Auditors hired by America's bishops found that nearly all of the 195 U.S. dioceses have policies for reviewing molestation claims and reporting allegations to the authorities, the National Review Board, a lay watchdog group, said in the report released Thursday.
The Diocese of Lincoln, Neb., and four Eastern Rite districts called eparchies have not participated in the audits.
Despite improvements, church leaders must do more, including measuring the effectiveness of the safeguards they've put in place and deepening the church's understanding of what victims suffer, the panel said.
"Discussion with victims provide evidence of serious needs that still must be addressed in order for the victims and their families to find the healing that they need," the board said.
The report is a review of the board's work on the fifth anniversary of its founding.
The U.S. Conference of Catholic Bishops created the lay panel to monitor diocesan reforms enacted in 2002 at the height of the abuse crisis.
The scandal erupted with the case of an accused priest in the Archdiocese of Boston, then spread nationwide and beyond. More than 13,000 molestation claims have been made to dioceses, which have paid more than $2 billion in settlements since 1950, according to separate studies conducted for the bishops.
The child protection plan that the bishops adopted in the wake of the crisis bars guilty clergy from any public church work, raising complex questions about how dioceses can supervise the priests after they're removed. In some cases, the Vatican has laicized — or defrocked — offenders. They have left the church completely.
The National Review Board has been encouraging bishops to conduct random parish audits to check how well the reforms are working and learn what approaches are the most effective. This year, several dioceses volunteered for parish audits in a pilot program that the board hopes will be a model.
A safe environment working group, comprised of board members, bishops and consultants, has been studying how children in dioceses have been taught to identify inappropriate conduct, looking at age and grade appropriateness and church teaching relevant to the training.
The group made recommendations based on its review, but those conclusions have not been made public, said U.S. District Judge Michael Merz, chairman of the review board.

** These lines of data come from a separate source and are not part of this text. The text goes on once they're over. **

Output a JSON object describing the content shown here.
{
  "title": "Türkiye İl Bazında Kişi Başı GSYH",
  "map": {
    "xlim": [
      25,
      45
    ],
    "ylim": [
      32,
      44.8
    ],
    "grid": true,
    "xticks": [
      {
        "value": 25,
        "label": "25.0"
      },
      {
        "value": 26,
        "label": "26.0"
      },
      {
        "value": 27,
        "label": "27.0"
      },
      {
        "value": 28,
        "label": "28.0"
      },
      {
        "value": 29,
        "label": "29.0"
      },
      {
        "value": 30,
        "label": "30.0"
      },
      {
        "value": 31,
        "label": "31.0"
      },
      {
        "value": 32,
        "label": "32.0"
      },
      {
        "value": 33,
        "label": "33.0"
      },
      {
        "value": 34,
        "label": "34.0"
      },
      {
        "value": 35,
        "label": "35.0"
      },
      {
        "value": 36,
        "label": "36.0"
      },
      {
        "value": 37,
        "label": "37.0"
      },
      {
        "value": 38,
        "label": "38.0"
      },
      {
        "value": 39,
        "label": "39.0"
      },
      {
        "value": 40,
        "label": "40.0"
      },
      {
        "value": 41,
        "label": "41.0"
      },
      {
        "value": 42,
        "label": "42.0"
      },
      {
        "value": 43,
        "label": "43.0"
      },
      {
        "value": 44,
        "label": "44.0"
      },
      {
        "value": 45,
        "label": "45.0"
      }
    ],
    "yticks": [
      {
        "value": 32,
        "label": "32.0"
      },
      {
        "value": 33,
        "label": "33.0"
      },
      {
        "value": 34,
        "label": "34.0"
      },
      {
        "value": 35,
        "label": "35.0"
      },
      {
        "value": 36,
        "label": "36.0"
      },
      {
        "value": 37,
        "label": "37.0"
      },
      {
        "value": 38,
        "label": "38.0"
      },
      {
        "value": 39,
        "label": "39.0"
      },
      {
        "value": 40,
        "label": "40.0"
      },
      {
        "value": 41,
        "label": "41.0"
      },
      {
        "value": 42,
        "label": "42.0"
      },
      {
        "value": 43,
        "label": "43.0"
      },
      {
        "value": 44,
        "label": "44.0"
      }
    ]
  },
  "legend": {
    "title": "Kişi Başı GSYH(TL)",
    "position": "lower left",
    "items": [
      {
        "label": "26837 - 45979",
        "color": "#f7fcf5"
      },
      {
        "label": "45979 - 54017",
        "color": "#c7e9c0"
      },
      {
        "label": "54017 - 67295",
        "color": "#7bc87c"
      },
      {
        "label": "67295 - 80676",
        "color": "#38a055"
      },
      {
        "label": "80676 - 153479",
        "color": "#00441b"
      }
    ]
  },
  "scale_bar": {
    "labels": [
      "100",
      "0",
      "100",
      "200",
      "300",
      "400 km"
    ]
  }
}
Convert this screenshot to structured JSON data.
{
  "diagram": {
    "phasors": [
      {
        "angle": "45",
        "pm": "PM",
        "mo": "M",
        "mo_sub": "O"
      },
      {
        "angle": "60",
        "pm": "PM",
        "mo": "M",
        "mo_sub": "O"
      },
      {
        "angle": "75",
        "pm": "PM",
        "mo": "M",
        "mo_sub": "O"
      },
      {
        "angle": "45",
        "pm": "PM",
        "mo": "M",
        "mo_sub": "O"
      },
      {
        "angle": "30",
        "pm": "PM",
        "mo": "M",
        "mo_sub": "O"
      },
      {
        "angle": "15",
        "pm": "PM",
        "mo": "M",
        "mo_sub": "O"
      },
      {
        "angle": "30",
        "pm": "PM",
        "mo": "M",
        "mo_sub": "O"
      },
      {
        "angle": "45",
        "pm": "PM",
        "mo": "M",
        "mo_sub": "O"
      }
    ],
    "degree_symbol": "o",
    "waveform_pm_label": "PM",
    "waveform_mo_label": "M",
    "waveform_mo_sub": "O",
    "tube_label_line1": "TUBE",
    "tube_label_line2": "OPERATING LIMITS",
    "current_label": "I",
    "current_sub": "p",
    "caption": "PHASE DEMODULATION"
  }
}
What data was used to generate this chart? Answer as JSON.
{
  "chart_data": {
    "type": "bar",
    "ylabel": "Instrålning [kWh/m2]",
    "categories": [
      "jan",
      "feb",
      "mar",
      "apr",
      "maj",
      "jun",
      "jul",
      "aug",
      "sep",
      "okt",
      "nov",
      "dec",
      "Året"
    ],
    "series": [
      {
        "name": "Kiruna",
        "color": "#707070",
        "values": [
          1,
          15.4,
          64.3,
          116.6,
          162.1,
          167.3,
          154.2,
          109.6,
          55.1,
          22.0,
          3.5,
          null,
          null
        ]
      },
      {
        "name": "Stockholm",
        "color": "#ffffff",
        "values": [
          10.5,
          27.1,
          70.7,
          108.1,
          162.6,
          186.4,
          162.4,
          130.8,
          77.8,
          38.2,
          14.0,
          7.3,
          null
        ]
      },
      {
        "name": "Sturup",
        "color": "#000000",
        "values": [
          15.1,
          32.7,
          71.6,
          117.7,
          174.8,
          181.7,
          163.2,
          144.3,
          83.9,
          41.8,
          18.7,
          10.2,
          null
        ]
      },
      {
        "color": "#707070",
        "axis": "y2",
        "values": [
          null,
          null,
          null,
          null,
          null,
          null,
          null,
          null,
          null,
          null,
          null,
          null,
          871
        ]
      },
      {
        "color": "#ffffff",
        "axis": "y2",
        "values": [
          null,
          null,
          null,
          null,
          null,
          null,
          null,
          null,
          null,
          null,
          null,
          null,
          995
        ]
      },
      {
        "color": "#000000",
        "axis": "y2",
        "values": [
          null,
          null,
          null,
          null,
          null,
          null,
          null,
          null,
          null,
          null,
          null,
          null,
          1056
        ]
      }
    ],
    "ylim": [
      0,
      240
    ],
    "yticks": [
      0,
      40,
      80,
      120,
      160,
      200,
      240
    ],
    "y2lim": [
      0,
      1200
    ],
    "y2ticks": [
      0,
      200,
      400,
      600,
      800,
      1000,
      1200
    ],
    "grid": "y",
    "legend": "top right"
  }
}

The national board also recommended best strategies for local diocesan review boards that help individual bishops evaluate abuse claims. A bishops' panel is reviewing the suggestions.
Starting next year, only one-third of dioceses will be required to have an audit, although others can volunteer for a review. No plan is in place yet for how to choose them, Merz said.
Besides stressing the need for more attention to victims, the board said that bishops should be more aware of how a parish suffers when its priest is removed.
Regarding clergy, the board said bishops must work harder to repair relations with priests "many of whom feel alienated from both the bishops and laity" because of the scandal.
The Survivors Network of those Abused by Priests called the bishops' reforms "common sense legal defense moves and smart public relations gestures" that won't root out abuse.
"The main cause of this ongoing crisis remains untouched: the virtually limitless power of bishops," the network said in a statement."The church always has been and still is a monarchy. Bishops answer to virtually no one and experience no consequences when they shun victims, stonewall prosecutors, deceive parishioners."